The city of Fort Collins has won the national Malcolm Baldrige Quality Award for performance excellence, realizing its multiyear pursuit of the presidential award.
The U.S. Department of Commerce announced the winners Thursday.
Fort Collins was the only city to receive the award, and is the only the third city to win in the award’s history. Other recipients were Bristol Tennessee Essential Services, Stellar Solutions of Palo Alto, California, Castle Medical Center in Hawaii and Southcentral Foundation, in the health-care sector in Anchorage, Alaska.
U.S. Commerce Secretary Wilbur Ross called City Manager Darin Atteberry to tell him personally about the award. Several city employees gathered in City Council chambers to get the news from Mayor Wade Troxell and other council members.
“It is a great privilege to serve this community, and I look forward to continuing our excellence journey,” Atteberry said. “I am overflowing with gratitude for the Fort Collins community that aspires to a high-performing local government and innovative government.”
For now, the city will take a pause and celebrate and “appreciate each other and the community and the whole team,” Atteberry said.
He equated the feeling to football teams winning the Super Bowl and popping the champagne in the locker room. “Some people go home and watch game tapes and get up and go to practice. I just want to get on the field again with the team.”
The city will receive the examiners’ feedback report in December. “Getting the report and continuously improving is the mantra,” Atteberry said.
Fort Collins began applying for the Baldrige Award on the state level in 2011 and achieved its highest state level in 2014, allowing it to apply for the national Baldrige Award in 2015.

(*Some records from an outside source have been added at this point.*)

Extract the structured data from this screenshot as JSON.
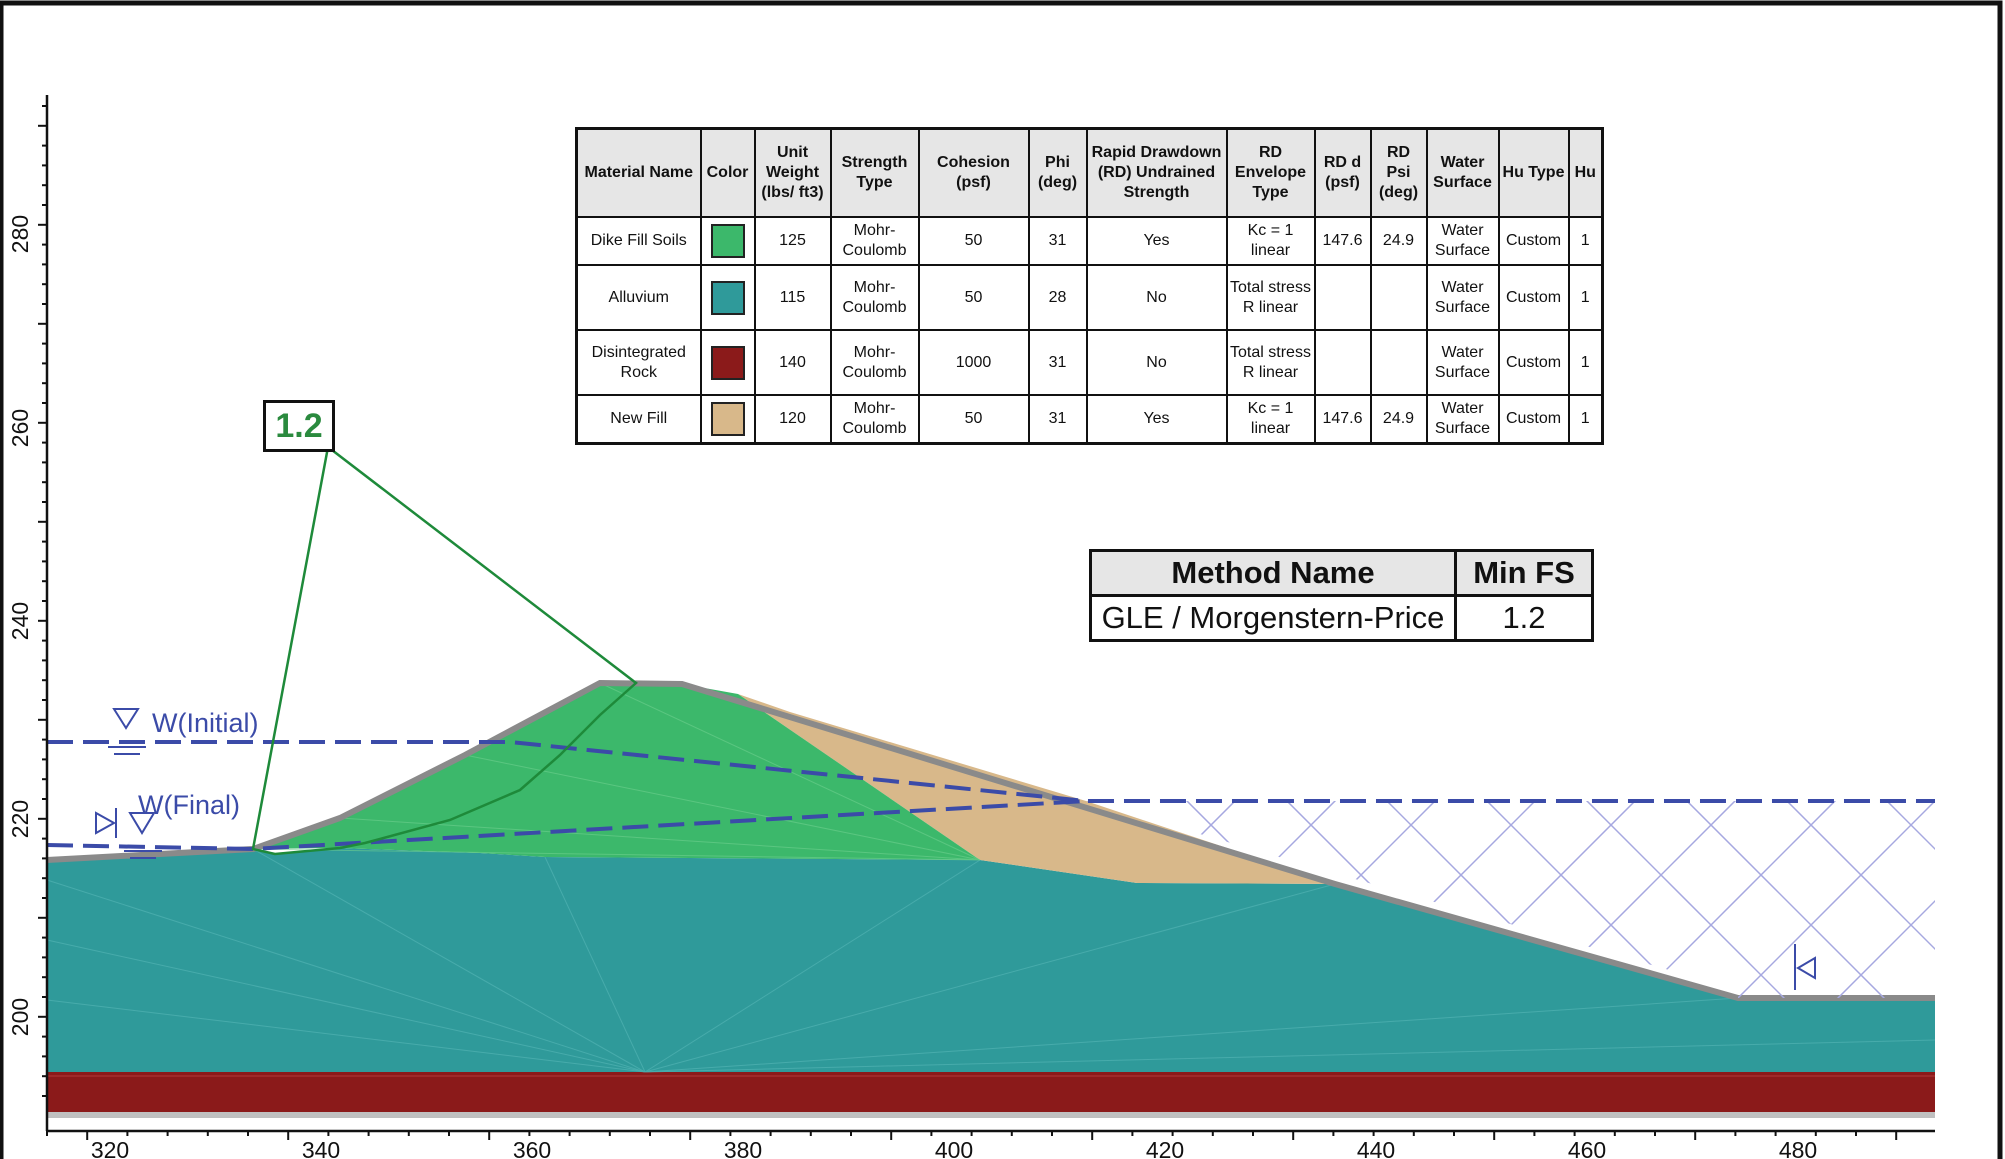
{
  "axes": {
    "x_ticks": [
      "320",
      "340",
      "360",
      "380",
      "400",
      "420",
      "440",
      "460",
      "480"
    ],
    "y_ticks": [
      "200",
      "220",
      "240",
      "260",
      "280"
    ]
  },
  "materials_table": {
    "headers": [
      "Material Name",
      "Color",
      "Unit Weight (lbs/ ft3)",
      "Strength Type",
      "Cohesion (psf)",
      "Phi (deg)",
      "Rapid Drawdown (RD) Undrained Strength",
      "RD Envelope Type",
      "RD d (psf)",
      "RD Psi (deg)",
      "Water Surface",
      "Hu Type",
      "Hu"
    ],
    "rows": [
      {
        "name": "Dike Fill Soils",
        "color": "#3cb86b",
        "unit_weight": "125",
        "strength": "Mohr-Coulomb",
        "cohesion": "50",
        "phi": "31",
        "rd": "Yes",
        "env": "Kc = 1 linear",
        "rdd": "147.6",
        "rdpsi": "24.9",
        "water": "Water Surface",
        "hutype": "Custom",
        "hu": "1"
      },
      {
        "name": "Alluvium",
        "color": "#2f9a9a",
        "unit_weight": "115",
        "strength": "Mohr-Coulomb",
        "cohesion": "50",
        "phi": "28",
        "rd": "No",
        "env": "Total stress R linear",
        "rdd": "",
        "rdpsi": "",
        "water": "Water Surface",
        "hutype": "Custom",
        "hu": "1"
      },
      {
        "name": "Disintegrated Rock",
        "color": "#8b1a1a",
        "unit_weight": "140",
        "strength": "Mohr-Coulomb",
        "cohesion": "1000",
        "phi": "31",
        "rd": "No",
        "env": "Total stress R linear",
        "rdd": "",
        "rdpsi": "",
        "water": "Water Surface",
        "hutype": "Custom",
        "hu": "1"
      },
      {
        "name": "New Fill",
        "color": "#d8b88a",
        "unit_weight": "120",
        "strength": "Mohr-Coulomb",
        "cohesion": "50",
        "phi": "31",
        "rd": "Yes",
        "env": "Kc = 1 linear",
        "rdd": "147.6",
        "rdpsi": "24.9",
        "water": "Water Surface",
        "hutype": "Custom",
        "hu": "1"
      }
    ]
  },
  "fs_table": {
    "headers": [
      "Method Name",
      "Min FS"
    ],
    "method": "GLE / Morgenstern-Price",
    "min_fs": "1.2"
  },
  "slip_surface_label": "1.2",
  "water_levels": {
    "initial_label": "W(Initial)",
    "final_label": "W(Final)"
  },
  "colors": {
    "dike_fill": "#3cb86b",
    "alluvium": "#2f9a9a",
    "rock": "#8b1a1a",
    "new_fill": "#d8b88a",
    "water_line": "#3b4ba8",
    "slip_surface": "#1e8a3a"
  }
}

The award is given by the president to organizations that are outstanding in leadership, strategy, customers, measurement, analysis, knowledge management, workforce, operations and results.
The city has paid about $100,000 in each of the past two years pursuing the award, money it says is well worth the improvements and efficiency that have resulted from the 500 to 1,000 hours of scrutiny it gets from Baldrige examiners.
Poudre Valley Hospital and Medical Center of the Rockies won a Baldrige Award in 2008 after eight years of trying. Boulder-based Elevations Credit Union was a recipient in 2014.
Fort Collins was among 14 finalists for the award.
“Fort Collins is a wonderful community in many ways including having a high performing city government,” Mayor Wade Troxell said in the city’s press release announcing the award. “Achieving performance excellence helps us provide world class municipal services through operational excellence and a culture of innovation. Our citizens and businesses are the inspiration behind this pursuit.”
Commerce Secretary Wilbur Ross said “when companies implement the ground-tested Baldrige approach, they create organizations that employees and customers love, that continually improve and that produce innovative and outstanding results.”
The Baldrige committee said Fort Collins has a Aaa credit rating and ranks in the top 10 percent of cities nationally as a place to live and work, and for quality of culture and recreation, job opportunities, air quality and attractiveness. It ranks in the top 1 percent for drinking water quality and emergency preparedness.
The 2017 Baldrige Awards will be presented in April at the Baldrige Program’s 30th annual Quest for Excellence conference in Baltimore. It is customary for the president to present the awards, although Vice-President Joseph Biden presented the award to PVH.